6. A BIM-robot collaborative intelligent construction operation system, characterized in that, The system includes a BIM task parsing module, a high-precision positioning module, a path planning module, and a quality inspection module. Data flow between modules: After the BIM task parsing module parses the BIM model, it outputs a task sequence. and coordinates of each station This information is then transmitted to the high-precision positioning module. After the high-precision positioning module completes the coordinate system alignment, it converts the stationary point coordinates in the BIM coordinate system into the target navigation point in the robot coordinate system, while providing the robot's real-time pose. The data is then passed to the path planning module; the path planning module calculates the process compliance function based on the target point, real-time pose, and process constraints. The optimal work trajectory is output to the execution controller; The quality inspection module collects quality indicators in real time during construction. Calculate the deviation The correction amount is then calculated using a PID controller. This feedback is sent to the execution controller to adjust the construction parameters.

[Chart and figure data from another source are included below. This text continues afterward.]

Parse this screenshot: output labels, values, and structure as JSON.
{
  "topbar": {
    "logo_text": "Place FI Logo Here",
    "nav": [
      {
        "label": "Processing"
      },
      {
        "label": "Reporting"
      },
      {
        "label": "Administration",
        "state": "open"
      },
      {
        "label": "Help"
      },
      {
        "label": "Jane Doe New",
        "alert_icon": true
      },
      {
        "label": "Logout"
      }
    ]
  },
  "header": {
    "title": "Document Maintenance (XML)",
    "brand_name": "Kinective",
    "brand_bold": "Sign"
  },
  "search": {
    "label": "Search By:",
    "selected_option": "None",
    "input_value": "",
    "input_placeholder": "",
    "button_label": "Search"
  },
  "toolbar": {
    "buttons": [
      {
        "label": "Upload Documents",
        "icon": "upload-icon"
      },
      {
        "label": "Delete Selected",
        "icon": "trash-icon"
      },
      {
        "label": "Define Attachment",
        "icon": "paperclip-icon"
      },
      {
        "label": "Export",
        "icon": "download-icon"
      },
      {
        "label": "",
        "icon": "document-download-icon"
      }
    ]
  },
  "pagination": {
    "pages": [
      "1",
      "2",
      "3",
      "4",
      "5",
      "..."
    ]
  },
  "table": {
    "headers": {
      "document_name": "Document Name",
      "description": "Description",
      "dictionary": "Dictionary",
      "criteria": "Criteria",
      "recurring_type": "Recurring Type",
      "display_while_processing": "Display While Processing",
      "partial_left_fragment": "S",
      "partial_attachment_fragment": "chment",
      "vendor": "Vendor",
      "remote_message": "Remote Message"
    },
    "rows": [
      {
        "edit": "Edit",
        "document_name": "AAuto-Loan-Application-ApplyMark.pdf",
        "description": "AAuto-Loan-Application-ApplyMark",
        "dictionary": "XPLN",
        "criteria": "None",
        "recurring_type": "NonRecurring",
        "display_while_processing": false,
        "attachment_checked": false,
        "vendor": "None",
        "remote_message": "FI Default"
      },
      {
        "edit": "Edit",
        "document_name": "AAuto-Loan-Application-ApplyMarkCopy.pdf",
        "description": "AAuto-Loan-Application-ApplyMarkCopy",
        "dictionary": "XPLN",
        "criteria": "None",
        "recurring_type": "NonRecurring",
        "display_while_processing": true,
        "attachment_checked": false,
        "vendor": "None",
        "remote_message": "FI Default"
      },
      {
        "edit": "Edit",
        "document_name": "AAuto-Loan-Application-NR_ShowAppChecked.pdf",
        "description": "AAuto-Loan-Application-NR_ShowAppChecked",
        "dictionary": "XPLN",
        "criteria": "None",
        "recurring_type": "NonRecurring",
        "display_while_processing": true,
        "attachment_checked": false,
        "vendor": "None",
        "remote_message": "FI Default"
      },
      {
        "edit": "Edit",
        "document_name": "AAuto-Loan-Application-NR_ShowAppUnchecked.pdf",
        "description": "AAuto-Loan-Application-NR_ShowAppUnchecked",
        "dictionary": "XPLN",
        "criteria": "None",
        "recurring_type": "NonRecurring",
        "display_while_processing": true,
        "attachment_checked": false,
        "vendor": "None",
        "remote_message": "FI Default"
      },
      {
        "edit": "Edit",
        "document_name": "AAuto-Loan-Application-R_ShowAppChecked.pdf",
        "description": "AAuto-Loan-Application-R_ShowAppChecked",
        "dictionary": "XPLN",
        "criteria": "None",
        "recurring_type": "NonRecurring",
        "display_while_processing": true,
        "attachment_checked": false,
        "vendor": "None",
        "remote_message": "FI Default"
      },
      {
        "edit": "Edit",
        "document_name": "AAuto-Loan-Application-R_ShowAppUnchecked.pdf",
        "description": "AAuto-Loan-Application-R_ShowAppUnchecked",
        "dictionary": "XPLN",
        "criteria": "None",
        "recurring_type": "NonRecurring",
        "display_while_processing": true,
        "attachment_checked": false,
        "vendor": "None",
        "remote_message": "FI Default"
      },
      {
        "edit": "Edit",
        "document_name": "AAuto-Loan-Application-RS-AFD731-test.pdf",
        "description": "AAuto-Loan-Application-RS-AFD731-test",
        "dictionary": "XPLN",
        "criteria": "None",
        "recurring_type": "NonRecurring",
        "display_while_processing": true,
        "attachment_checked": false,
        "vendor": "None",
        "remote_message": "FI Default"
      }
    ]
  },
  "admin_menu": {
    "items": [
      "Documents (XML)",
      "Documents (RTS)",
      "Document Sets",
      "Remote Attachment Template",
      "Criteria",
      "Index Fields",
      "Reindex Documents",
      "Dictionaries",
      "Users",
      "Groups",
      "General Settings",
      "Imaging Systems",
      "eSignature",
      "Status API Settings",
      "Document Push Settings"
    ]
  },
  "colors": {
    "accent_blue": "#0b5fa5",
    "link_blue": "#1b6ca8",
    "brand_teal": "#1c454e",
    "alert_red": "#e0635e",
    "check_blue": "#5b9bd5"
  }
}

7. An electronic device comprising a memory, a processor, and a computer program stored in the memory and executable on the processor, characterized in that, When the processor executes the program, it implements the intelligent construction operation method based on BIM-robot collaboration as described in any one of claims 1 to 5.
8. A computer-readable storage medium storing computer instructions thereon, characterized in that, When the computer instructions are executed by the processor, they implement the intelligent construction operation method based on BIM-robot collaboration as described in any one of claims 1-5.